BAHIA EM REVISTA

Didi, um líder que ensinou o Brasil a vencer

Na final da Copa do Mundo da FIFA de 1958, aos quatro minutos de jogo, a Suécia abriu o placar contra o Brasil. Um duro golpe, e o pânico ameaçava tomar conta da Seleção no estádio Rasunda. Muito por conta do Maracanazo, um trauma que ainda pairava sob o time oito anos depois.

Foi então que Didi caminhou até o fundo das redes, pegou a bola lentamente, colocou-a sob o braço e seguiu em direção ao círculo central com absoluta tranquilidade. Uma marcha (quase) silenciosa que pode muito bem ter mudado o rumo da história. Sem gritos, sem gestos bruscos — apenas a firmeza de quem sabia que o Brasil era superior e terminaria campeão.

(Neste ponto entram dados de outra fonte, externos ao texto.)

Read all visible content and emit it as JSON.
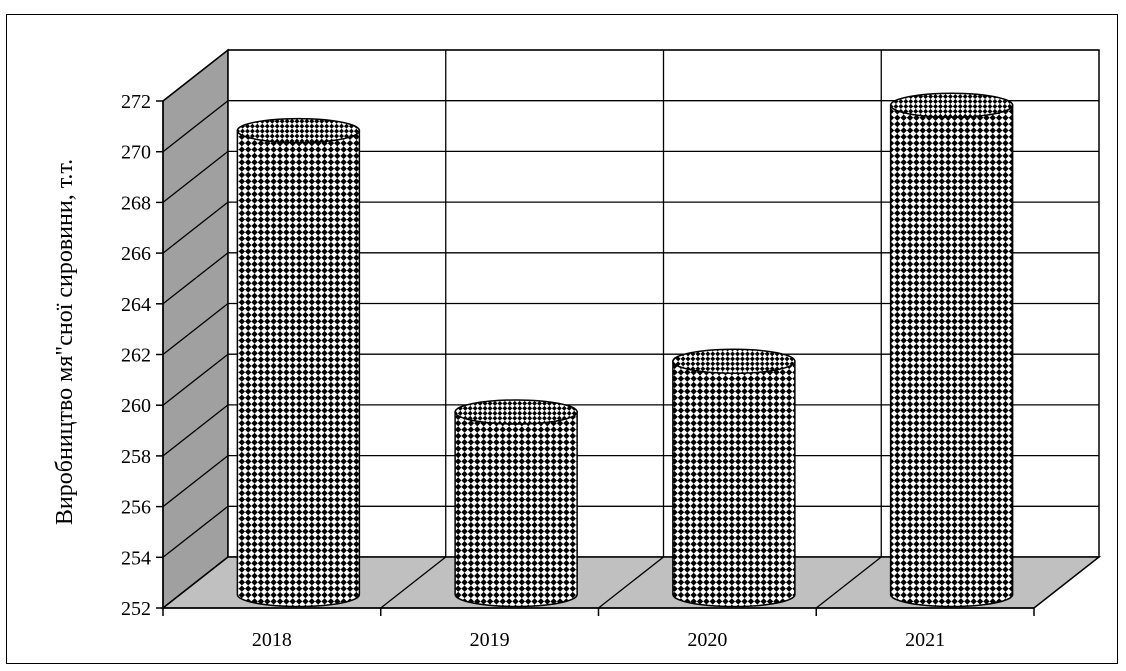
{
  "chart_data": {
    "type": "bar",
    "title": "",
    "xlabel": "",
    "ylabel": "Виробництво мя\"сної сировини, т.т.",
    "categories": [
      "2018",
      "2019",
      "2020",
      "2021"
    ],
    "values": [
      270.3,
      259.2,
      261.2,
      271.3
    ],
    "ylim": [
      252,
      272
    ],
    "yticks": [
      "252",
      "254",
      "256",
      "258",
      "260",
      "262",
      "264",
      "266",
      "268",
      "270",
      "272"
    ],
    "grid": true,
    "bar_style": "3d-cylinder-checkered",
    "colors": {
      "wall": "#ffffff",
      "side_wall": "#a0a0a0",
      "floor": "#c0c0c0",
      "pattern_dark": "#000000",
      "pattern_light": "#ffffff"
    }
  }
}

Agora, muito antes de se tornar o “Velho Lobo”, é preciso registrar que um jovem atacante Zagallo não se contia diante de tanta calma: “Fui desesperado em direção a ele, gritando que estávamos perdendo, que era para andar rapidamente. E ele: ‘Calma, garoto. Nosso time continua sendo melhor que o deles. Fica tranquilo que a gente já vira esse jogo.’”

Djalma Santos, o lendário lateral direito que já havia jogado a Copa de 1954, confirmou: “Didi pegou a bola e veio conversando, dizendo que nós tínhamos força para ganhar o jogo. Aquilo deu mais confiança.”

Foi um gesto que mostrava outro lado da classe brasileira, ainda mais acentuada pelas passadas de um esguio – e exímio – meio-campista, cujo apelido era “O Príncipe Etíope”. Didi não era apenas o cérebro do time. Era também um líder emocional, que mantinha a serenidade mesmo quando muitos podiam se ver diante de um desmoronamento.

Pois, cinco minutos depois do gol sueco, Vavá empatou a partida. E aí o Brasil ligou seu modo fulminante e iniciou a virada que culminaria no primeiro título mundial da Seleção: 5 a 2!

Embora não fosse o capitão – o zagueiro Bellini foi quem ergueu a taça –, Didi comandou seus companheiros com visão de jogo que destoou durante toda aquela Copa. Seus passes longos, precisos, transformavam qualquer atacante em goleador. Com Pelé, Garrincha e Vavá à frente, então, essa combinação foi assombrosa. Em termos de estilo de jogo, Gerson, o Canhotinha do esquadrão de 1970, foi quem chegou perto daquele nível.

Nas cobranças de falta ou em chutes de fora da área, sua famosa “folha seca”, chute de efeito que fazia a bola cair repentinamente, virou marca registrada e inspiração para gerações futuras.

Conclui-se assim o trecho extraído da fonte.